Olfateó como puede olfatear en los bosques la presencia de un animal nuevo o extraño cualquiera de sus habitantes.

Cortés contemplaba el rostro pálido, amarillento, de su hijo. Después su mirada se dirigió por encima del jardín a la orilla del lago donde los carpinteros construían los bergantines. Fue hasta allí. En el lindero del jardín del palacio se había excavado un corto canal y se había construido una especie de astillero primitivo, don de se alzaban ya los armazones de madera de las embarcaciones. Aspiró aquel dulce aroma de resina fresca. El sol hacía brillar las maderas recién cortadas. Miró luego en dirección a la otra ala del palacio y sobre la plataforma vio al gran señor, solo, pensativo. También éste le vio a él. Los trabajadores indios iban y venían activamente, mezclados con los carpinteros españoles. Moctezuma contemplaba cómo se iban amontonando aquellas dispersas piezas, cómo se ponían los mástiles, cómo se iba formando la nueva cubierta y poco a poco se iba terminando el buque… Los cuatro bergantines a medio construir parecían estar absortos en la contemplación del mar.
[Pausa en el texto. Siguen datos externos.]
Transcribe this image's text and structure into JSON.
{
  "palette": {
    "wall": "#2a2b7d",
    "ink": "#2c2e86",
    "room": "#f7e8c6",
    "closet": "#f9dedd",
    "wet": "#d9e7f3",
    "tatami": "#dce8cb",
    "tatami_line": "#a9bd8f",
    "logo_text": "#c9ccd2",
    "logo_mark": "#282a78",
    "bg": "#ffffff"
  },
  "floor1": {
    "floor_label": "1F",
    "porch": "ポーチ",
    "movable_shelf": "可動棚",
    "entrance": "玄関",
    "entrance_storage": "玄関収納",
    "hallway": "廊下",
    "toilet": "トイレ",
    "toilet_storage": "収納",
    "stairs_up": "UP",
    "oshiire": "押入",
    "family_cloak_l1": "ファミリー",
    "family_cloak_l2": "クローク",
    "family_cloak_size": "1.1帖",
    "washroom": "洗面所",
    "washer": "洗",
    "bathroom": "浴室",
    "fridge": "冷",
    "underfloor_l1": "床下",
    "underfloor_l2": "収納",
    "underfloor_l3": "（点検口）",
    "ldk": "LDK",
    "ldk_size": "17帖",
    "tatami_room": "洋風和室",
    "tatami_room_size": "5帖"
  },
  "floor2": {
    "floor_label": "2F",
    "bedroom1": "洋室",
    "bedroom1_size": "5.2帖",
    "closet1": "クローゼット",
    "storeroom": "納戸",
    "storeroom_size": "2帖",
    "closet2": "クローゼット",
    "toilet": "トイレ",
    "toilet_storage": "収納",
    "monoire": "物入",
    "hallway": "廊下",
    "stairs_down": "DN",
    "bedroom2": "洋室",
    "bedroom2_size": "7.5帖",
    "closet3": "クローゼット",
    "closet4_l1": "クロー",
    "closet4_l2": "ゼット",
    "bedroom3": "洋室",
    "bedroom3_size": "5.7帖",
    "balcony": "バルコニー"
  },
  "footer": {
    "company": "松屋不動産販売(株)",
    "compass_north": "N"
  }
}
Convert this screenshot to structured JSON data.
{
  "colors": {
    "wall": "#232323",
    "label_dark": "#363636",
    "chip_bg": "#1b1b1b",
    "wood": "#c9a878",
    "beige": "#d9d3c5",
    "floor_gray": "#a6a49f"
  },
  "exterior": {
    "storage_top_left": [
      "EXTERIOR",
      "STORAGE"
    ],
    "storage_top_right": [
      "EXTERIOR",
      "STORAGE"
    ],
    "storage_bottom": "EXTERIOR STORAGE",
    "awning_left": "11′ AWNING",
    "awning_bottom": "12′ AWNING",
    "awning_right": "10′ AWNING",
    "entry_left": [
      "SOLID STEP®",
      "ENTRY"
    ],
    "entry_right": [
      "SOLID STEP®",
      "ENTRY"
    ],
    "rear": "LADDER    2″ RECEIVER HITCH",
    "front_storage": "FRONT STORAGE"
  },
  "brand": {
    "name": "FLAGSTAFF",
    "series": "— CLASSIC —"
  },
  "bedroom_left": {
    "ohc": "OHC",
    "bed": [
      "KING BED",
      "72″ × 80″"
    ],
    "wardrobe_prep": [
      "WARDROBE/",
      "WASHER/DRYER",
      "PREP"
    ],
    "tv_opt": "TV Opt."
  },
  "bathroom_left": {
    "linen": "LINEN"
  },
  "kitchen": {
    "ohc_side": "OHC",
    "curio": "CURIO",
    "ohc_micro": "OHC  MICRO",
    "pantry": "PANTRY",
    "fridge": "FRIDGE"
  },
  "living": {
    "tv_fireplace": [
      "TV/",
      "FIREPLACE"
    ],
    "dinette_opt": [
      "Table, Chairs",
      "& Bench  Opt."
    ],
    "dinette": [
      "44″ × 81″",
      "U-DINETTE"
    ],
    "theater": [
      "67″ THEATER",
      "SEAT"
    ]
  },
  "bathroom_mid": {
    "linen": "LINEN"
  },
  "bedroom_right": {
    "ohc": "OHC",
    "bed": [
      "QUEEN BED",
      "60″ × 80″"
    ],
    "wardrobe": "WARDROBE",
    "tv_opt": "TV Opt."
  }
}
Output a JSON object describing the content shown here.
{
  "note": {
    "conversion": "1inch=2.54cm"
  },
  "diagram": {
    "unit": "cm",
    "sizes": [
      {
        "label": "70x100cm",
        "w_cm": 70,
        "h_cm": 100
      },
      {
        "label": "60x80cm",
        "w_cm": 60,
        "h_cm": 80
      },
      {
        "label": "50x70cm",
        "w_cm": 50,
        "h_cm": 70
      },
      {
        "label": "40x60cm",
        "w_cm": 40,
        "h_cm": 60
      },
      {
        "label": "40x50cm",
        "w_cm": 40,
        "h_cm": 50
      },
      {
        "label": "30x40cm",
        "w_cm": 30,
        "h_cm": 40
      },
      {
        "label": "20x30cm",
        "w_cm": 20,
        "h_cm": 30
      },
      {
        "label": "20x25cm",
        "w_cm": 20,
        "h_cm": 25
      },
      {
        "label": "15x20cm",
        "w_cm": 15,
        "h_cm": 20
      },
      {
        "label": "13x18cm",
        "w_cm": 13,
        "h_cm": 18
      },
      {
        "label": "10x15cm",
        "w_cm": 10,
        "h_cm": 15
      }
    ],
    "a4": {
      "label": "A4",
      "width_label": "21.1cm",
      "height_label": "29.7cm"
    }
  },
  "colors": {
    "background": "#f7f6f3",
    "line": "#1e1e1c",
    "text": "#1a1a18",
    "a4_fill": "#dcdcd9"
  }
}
Por primera vez desde que fue preso Moctezuma visitó el Teocalli. Por primera vez abandonó el palacio para ofrecer su sacrificio a aquel cuya fiesta se había de celebrar, al Ser Supremo, a quien no se designa con ningún nombre, aquel que está por encima de todos los dioses y que no puede ser representado por imagen ni dibujo alguno. En la plataforma inferior, le esperaban los soldados destinados a su custodia y protección, todos con armaduras y, lanzas en las manos, mientras él estaba en la terraza del templo y esperaba a que el sol mandase sus rayos perpendicularmente, pues sólo entonces debía hablar la Divinidad. Esperaba el veredicto que pondría fin a sus dudas y vacilaciones. Pero el oráculo callaba; ningún viento movía las frescas flores que él había puesto como ofrenda ante los ídolos en vez de corazones humanos. La noche anterior, los rostros pálidos habían pasado y vuelto a pasar por delante de su puerta; los oyó durante largas loras de insomnio; escuchaba el ruido de sus pasos, el chocar de sus armas y las órdenes que daban los capitanes. Al romper el día, aquellos ruidos fueron desplazados por otros nuevos: oyó entonces el golpear de las hachas en el astillero y los tablones que resonaron extrañamente. Levantóse de puntillas, para no ser oído por los camareros, salió a ver la aparición de la aurora y contemplar aquellos extraños hombres que trabajaban afanosamente con sus hachas.